Por ter atuado, como jornalista de mercado e economia, tinha – claro - uma noção da importância do setor. Mas quando busquei entender todas as camadas que envolvem o Turismo e o que significa o ESG pra esse mercado, compreendi a complexidade do setor. E entendi que essa vocação nacional precisa virar foco do interesse público, privado e governamental. Não é só sobre viajar de férias... É sobre um mercado que – por si só – já traz mudança.
E hoje, está promovendo INOVAÇÃO de experiência; INOVAÇÃO de percepção; e INOVAÇÃO de preservar o velho, o novo e o ambiental. Mesmo que este perfil não esteja nos ‘anais’ do nosso DNA como sociedade. Não somos ensinados a cuidar da nossa história; nem tão pouco de um córrego, de laranja-lima, ou casa de gambá... Se deixar asfaltamos até a beirinha da praia aonde as ondas chegam... Mas sou otimista!
E vamos aos números que me deixaram feliz...
Entre janeiro de 2025 até março deste ano, o Setor de Turismo brasileiro faturou acima dos R$ 185,2 bilhões, alta de 6,4% sobre 2024, e já com projeções de expansão contínua em 2026. Foram 9,2 milhões de turistas internacionais, o maior número da série histórica. Nesse cenário, o ESG deixou de ser discurso e virou prática concreta, com empresas e municípios colhendo resultados tangíveis — mais visitantes, mais receita e protagonismo nesse novo mercado do ESG e do crédito de carbono.
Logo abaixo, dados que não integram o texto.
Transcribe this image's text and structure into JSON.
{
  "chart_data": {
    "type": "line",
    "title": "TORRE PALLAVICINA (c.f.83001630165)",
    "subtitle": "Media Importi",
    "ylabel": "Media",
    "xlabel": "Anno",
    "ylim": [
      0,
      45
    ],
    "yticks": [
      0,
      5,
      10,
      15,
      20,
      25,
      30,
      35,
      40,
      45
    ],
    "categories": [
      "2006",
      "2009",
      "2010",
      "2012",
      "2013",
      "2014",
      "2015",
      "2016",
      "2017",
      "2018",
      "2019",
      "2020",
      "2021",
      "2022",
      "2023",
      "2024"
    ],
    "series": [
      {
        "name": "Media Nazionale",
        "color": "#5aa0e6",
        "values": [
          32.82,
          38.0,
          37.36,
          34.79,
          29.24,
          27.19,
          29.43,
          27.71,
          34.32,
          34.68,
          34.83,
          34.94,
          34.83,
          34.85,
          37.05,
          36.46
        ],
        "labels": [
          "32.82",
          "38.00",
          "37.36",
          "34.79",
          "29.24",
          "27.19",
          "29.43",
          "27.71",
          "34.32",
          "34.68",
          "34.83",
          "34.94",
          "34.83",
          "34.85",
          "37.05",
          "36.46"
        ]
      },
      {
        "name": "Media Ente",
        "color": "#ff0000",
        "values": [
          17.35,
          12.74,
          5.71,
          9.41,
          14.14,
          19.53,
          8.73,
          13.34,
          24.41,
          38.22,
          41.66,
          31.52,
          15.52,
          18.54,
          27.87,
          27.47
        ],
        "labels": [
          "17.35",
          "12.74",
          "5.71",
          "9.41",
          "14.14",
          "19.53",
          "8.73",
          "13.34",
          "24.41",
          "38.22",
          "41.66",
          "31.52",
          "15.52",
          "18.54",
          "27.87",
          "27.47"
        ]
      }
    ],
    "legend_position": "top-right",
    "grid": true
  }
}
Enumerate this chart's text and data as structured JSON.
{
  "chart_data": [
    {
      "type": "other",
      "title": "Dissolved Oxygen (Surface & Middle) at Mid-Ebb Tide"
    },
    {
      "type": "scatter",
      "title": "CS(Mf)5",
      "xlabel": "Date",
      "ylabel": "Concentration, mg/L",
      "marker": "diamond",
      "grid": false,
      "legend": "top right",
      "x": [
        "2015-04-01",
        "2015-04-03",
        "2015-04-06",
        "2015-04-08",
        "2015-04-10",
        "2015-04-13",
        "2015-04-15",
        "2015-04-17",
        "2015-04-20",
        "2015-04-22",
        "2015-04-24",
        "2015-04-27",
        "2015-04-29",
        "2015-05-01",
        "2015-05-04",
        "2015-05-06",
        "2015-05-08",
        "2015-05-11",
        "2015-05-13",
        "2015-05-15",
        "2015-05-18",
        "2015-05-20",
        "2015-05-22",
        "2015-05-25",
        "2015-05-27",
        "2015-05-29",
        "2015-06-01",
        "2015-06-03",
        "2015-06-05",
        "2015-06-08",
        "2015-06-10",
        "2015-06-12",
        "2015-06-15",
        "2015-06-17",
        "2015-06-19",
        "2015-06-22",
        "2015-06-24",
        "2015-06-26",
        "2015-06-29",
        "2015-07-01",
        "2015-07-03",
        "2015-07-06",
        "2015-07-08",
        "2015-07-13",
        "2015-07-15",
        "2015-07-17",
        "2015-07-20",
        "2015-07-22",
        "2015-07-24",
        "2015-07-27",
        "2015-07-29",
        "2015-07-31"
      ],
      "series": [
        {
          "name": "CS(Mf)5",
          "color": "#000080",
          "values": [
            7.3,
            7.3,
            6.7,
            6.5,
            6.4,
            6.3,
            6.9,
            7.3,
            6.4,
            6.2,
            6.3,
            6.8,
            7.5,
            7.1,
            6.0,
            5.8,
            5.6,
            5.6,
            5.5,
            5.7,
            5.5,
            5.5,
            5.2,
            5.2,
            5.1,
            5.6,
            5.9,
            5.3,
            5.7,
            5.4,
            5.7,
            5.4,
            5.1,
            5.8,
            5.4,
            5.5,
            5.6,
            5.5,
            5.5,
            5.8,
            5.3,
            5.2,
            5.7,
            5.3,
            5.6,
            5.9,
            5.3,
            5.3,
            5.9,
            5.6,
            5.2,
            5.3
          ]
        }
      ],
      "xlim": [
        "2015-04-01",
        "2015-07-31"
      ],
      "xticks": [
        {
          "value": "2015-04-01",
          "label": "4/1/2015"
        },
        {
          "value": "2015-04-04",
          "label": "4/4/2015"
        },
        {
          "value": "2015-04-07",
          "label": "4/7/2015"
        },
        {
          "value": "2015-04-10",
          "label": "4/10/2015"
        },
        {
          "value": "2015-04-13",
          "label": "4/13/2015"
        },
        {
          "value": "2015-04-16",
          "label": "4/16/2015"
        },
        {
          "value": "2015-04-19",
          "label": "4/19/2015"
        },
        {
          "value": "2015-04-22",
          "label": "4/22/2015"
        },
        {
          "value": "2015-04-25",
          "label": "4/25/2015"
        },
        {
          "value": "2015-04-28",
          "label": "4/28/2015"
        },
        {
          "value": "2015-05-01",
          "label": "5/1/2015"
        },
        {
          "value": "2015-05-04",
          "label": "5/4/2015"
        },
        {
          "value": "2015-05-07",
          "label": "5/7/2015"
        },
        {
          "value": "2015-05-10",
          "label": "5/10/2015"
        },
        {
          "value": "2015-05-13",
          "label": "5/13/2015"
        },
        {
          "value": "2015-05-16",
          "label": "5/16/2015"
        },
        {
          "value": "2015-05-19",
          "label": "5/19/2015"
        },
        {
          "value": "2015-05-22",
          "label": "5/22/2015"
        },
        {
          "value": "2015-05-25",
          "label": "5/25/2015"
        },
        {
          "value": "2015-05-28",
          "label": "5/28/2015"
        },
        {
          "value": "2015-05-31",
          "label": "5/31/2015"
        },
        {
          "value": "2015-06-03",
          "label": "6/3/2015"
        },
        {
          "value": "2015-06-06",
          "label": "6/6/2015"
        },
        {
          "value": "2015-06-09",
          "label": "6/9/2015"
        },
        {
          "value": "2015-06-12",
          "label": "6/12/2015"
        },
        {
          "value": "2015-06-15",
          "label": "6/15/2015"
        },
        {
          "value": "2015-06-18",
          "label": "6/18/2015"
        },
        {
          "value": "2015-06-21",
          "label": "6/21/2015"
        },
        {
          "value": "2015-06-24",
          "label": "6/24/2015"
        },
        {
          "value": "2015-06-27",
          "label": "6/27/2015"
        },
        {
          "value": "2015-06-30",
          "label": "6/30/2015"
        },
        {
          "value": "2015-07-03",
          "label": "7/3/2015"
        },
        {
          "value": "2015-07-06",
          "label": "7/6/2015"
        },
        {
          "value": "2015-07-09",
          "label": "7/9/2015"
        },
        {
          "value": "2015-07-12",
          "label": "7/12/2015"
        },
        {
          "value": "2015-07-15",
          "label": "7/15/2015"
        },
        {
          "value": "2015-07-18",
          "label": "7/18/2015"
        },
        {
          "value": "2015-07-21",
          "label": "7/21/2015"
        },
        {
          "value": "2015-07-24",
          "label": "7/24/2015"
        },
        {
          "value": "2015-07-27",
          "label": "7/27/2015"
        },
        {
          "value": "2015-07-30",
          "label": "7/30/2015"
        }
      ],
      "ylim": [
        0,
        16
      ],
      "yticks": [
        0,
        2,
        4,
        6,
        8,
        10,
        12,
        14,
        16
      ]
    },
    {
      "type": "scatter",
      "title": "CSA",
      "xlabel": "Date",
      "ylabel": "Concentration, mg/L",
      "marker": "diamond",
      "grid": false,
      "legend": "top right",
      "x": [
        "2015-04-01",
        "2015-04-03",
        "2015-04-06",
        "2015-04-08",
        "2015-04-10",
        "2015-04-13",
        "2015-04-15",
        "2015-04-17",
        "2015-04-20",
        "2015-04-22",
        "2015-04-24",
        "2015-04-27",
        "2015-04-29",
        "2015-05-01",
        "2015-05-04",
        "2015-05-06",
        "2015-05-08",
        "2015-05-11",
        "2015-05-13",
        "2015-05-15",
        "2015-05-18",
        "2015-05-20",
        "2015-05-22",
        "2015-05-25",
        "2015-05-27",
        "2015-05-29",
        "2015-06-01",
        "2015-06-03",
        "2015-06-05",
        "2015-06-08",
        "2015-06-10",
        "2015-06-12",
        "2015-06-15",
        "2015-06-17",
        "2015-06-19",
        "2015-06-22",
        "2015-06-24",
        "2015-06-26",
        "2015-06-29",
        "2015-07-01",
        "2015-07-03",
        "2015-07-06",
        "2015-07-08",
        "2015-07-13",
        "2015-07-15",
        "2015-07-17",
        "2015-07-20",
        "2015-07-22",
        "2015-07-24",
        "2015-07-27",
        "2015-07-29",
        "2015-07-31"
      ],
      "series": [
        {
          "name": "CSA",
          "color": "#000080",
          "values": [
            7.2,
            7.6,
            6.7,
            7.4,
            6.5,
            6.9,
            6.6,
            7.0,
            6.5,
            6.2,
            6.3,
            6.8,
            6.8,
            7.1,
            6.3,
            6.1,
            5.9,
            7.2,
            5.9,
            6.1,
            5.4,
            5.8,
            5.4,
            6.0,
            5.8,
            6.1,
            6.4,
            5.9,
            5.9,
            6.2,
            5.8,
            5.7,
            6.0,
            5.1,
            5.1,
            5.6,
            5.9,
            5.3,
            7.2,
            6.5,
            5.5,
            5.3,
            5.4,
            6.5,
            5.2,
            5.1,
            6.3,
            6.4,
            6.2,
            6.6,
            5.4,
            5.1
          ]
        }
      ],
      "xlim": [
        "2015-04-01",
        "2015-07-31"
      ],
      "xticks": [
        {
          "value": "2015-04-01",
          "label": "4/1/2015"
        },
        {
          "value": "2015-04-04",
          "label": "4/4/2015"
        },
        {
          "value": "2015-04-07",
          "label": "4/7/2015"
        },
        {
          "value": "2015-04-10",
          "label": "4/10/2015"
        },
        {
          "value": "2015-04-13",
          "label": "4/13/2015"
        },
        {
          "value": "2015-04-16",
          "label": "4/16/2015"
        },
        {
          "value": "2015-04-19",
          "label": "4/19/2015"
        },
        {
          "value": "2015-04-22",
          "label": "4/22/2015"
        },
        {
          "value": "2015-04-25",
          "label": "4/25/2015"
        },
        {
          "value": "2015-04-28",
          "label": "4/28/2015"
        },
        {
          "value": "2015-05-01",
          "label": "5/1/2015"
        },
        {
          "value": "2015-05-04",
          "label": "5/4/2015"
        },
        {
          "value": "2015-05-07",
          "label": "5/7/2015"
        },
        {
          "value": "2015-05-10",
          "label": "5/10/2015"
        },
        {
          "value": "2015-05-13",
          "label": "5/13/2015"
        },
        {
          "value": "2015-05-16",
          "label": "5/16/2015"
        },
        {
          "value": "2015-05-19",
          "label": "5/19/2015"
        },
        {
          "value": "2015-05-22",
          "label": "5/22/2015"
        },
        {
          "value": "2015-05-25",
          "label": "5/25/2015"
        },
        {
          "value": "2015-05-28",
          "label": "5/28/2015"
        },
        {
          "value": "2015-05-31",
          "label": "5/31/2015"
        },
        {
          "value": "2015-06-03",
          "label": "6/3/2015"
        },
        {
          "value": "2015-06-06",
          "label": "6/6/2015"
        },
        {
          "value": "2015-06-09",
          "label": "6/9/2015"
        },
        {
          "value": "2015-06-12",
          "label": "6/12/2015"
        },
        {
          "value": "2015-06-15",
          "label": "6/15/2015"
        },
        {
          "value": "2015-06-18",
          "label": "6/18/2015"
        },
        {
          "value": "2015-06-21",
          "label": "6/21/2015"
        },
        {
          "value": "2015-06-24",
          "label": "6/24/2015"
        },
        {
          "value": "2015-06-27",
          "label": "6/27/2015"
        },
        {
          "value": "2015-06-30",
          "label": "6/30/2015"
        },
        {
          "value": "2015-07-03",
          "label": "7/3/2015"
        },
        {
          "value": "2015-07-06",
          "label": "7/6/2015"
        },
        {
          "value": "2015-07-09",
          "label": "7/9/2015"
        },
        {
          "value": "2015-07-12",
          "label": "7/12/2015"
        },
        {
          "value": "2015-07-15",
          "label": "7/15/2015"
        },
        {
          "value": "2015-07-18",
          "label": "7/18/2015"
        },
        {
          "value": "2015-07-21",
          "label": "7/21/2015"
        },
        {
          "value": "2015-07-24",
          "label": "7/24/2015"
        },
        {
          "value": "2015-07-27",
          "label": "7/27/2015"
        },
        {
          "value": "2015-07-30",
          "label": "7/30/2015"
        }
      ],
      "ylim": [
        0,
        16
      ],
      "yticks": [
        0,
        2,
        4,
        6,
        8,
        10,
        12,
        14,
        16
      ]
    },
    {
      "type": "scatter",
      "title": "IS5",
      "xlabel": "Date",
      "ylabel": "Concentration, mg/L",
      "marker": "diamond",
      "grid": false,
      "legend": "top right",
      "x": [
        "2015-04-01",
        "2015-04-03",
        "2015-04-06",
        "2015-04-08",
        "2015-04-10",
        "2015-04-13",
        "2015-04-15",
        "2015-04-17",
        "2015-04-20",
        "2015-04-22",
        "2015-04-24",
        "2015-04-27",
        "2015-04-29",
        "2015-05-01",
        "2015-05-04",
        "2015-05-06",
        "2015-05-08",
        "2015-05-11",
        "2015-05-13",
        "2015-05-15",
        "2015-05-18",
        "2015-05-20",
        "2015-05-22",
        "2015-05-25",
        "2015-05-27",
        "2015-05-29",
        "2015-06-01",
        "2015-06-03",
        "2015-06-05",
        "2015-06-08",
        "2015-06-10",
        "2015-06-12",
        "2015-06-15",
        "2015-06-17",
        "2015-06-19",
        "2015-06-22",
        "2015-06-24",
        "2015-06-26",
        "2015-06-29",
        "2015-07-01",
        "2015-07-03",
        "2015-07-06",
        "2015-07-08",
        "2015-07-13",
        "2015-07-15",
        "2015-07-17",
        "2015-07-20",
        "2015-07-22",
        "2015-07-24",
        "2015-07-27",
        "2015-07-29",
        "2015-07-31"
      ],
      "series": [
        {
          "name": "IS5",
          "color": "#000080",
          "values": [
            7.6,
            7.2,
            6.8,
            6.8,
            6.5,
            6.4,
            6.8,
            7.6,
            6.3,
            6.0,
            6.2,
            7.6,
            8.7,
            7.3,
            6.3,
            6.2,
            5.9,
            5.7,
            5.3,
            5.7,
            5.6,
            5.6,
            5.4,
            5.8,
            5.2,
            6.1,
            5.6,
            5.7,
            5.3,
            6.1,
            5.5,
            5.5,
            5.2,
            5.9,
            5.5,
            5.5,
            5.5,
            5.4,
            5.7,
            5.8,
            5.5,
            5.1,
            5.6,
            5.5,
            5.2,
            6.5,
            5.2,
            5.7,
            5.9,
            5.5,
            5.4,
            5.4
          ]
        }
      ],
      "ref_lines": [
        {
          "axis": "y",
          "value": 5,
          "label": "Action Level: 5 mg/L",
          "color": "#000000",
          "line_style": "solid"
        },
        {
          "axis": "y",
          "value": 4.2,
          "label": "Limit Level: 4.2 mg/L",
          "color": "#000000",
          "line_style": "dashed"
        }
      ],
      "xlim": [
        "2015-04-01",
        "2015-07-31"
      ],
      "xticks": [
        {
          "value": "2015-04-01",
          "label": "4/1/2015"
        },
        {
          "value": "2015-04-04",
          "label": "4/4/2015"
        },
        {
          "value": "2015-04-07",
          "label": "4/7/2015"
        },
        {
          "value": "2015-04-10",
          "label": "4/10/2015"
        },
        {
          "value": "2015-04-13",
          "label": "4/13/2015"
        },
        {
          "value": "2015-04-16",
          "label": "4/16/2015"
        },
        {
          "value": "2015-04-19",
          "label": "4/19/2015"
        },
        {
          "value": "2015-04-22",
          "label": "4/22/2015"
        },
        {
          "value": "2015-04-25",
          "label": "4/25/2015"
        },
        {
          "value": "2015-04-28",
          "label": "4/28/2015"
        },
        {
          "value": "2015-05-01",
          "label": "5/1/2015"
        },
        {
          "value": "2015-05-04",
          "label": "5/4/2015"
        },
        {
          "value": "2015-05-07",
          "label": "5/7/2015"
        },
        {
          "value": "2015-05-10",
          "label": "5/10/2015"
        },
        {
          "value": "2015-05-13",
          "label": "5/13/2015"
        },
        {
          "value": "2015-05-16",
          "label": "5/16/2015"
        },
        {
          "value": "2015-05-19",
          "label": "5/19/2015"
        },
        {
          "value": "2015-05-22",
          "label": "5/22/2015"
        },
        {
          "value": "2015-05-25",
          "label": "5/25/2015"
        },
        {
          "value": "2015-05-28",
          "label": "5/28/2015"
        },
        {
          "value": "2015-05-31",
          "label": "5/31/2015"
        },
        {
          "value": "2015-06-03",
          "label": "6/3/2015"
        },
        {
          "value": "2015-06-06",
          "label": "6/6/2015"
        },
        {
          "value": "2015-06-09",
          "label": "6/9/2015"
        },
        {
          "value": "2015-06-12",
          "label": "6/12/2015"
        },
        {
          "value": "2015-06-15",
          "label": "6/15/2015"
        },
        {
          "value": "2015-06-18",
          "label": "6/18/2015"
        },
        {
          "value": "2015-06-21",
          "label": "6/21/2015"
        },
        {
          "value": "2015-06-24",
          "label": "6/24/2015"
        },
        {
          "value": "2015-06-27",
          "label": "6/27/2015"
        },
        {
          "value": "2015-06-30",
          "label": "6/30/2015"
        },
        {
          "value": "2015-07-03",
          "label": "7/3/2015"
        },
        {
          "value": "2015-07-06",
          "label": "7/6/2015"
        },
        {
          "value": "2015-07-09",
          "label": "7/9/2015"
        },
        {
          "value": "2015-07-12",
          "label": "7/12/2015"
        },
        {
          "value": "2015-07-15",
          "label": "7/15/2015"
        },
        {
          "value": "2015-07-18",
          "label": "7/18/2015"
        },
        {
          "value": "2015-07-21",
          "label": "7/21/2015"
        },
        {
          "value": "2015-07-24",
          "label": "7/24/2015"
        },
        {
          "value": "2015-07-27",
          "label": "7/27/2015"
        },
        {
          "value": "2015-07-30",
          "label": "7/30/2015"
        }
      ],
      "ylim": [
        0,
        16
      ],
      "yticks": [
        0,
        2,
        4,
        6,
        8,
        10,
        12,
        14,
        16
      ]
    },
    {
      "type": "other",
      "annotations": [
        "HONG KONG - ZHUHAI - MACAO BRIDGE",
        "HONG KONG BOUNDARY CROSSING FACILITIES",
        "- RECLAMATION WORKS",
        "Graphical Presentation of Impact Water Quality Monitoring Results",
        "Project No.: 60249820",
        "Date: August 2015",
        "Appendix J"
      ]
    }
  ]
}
O turismo representou 7,7% do PIB nacional no ano passado (R$ 903,4 bilhões) e gerou 8,2 milhões de empregos diretos e indiretos, segundos dados do Ministério do Turismo. E no panorama geral, o Brasil liderou o ranking mundial de crescimento turístico, com 8 milhões de estrangeiros e US$ 6,6 bilhões injetados na economia. Realmente uma grande via de oportunidades para o empreendedorismo e para receber aportes de investidores nacionais e de outros países.
E a ‘Menina dos olhos’ para investidores é a grande demanda sustentável do setor que cresce a passos largos, e já superou em 20 vezes a expectativa inicial projetada pelo mercado para o Brasil há 10 anos. Hoje, há geração de empregos diretos e indiretos sempre em aberto, há novas localidades que entram na rota desse perfil de turismo. Assim como, se vê ampliar a capacidade de promover experiências memoráveis aqui no Brasil.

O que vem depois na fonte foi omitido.